Topic: I have a question related to the appropriateness of making a slight modification to the `bumphunter` function for my analysis.
Scenario: I have an Illumina 450K dataset that has been QC'd and normalized implementing the `minfi` package and have used the `bumphunter` function to search for DMRs. When sorting the results table by descending FWER, the top two regions appear to contain 3 and 2 CpGs respectively (up to 13 CpGs in the entire cluster). When visually plotting the CpG-wise methylation values and model coefficients for the corresponding regions, the results do not match well with that of the `bumphunter` output table. For example, for the 3-CpG region mentioned earlier, bumphunter reports an effect size of -0.20, but CpG-wise plots reveals that 2 of these CpGs have a positive coefficient value, one has a negative value, and none approach an absolute value 0.20. This leads me to believe that the reported effect size for these top two regions (and perhaps others containing only a small number of CpGs) might be less accurate than for those regions with a larger number of CpGs (which I have plotted on a per-CpG basis and can confirm that they accurately reflect the results from bumphunter).

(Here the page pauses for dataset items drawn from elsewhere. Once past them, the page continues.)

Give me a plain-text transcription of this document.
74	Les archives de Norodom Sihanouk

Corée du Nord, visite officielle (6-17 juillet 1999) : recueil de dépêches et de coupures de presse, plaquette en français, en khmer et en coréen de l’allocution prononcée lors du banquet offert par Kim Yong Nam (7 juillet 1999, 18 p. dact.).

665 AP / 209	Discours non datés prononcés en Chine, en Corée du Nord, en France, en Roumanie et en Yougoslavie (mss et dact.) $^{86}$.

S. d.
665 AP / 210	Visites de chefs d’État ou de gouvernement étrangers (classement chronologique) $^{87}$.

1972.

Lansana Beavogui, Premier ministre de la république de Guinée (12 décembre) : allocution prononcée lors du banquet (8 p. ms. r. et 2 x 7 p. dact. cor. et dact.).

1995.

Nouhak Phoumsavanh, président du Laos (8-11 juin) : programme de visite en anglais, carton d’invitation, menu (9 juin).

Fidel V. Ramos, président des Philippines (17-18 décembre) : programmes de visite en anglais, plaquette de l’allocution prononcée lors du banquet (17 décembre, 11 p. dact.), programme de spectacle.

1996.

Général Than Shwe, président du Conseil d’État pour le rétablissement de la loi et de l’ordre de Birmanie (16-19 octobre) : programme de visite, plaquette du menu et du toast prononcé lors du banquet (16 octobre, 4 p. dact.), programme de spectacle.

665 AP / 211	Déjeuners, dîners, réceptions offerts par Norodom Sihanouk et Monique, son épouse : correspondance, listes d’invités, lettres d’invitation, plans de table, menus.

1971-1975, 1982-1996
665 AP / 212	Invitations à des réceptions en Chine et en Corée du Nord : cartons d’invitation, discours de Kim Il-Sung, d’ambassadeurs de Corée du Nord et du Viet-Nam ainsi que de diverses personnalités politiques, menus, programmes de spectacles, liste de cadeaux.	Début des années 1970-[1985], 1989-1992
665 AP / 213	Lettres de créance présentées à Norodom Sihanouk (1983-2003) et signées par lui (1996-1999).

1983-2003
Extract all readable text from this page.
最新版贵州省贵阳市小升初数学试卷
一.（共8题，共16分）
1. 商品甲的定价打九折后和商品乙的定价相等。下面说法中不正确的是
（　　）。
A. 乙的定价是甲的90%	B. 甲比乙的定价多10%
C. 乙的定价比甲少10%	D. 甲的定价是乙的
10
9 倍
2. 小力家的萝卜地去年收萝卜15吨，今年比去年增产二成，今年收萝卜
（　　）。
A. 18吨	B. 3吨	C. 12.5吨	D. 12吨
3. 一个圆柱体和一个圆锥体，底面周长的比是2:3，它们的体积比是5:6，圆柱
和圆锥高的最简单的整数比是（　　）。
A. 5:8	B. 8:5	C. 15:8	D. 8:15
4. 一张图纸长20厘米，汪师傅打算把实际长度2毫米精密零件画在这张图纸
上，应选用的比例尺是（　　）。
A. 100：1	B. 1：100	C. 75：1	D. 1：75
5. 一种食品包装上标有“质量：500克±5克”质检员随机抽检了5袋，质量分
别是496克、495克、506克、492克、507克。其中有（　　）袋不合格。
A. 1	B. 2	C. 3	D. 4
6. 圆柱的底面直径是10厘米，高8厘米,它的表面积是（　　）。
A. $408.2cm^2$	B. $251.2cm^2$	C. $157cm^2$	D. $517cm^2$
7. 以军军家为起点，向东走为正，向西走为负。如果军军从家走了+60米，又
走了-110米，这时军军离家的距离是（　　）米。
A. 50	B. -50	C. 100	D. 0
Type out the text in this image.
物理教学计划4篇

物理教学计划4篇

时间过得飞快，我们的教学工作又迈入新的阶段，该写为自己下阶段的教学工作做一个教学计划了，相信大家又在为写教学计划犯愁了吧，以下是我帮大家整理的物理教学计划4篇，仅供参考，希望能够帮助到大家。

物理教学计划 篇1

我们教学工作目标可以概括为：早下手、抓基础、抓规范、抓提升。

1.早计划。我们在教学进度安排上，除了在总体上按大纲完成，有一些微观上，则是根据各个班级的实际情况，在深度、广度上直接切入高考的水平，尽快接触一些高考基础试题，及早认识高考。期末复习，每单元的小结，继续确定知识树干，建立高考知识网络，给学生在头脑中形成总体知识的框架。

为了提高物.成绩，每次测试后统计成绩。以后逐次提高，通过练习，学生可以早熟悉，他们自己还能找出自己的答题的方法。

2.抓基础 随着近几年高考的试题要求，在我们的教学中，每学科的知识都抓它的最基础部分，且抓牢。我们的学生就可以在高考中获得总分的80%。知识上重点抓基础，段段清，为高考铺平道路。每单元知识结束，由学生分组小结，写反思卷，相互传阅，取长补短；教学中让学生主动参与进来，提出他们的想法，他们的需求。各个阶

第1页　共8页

Question: I have cloned the bumphunter project directory from github, and modified the bumphunter algorithm to remove regions with 5 or fewer CpGs by eliminating the appropriate rows in the `nulltabs` and `tabs` dataframes prior to calculation of FWERs. The algorithm runs fine, leaving regions for which I have greater confidence in the effect-size estimate, and (predictably) decreasing the FWER for the remaining regions. This last fact, however, leaves me concerned as I do not wish to be perceived as fishing for positive results. Is this a methodologically appropriate approach?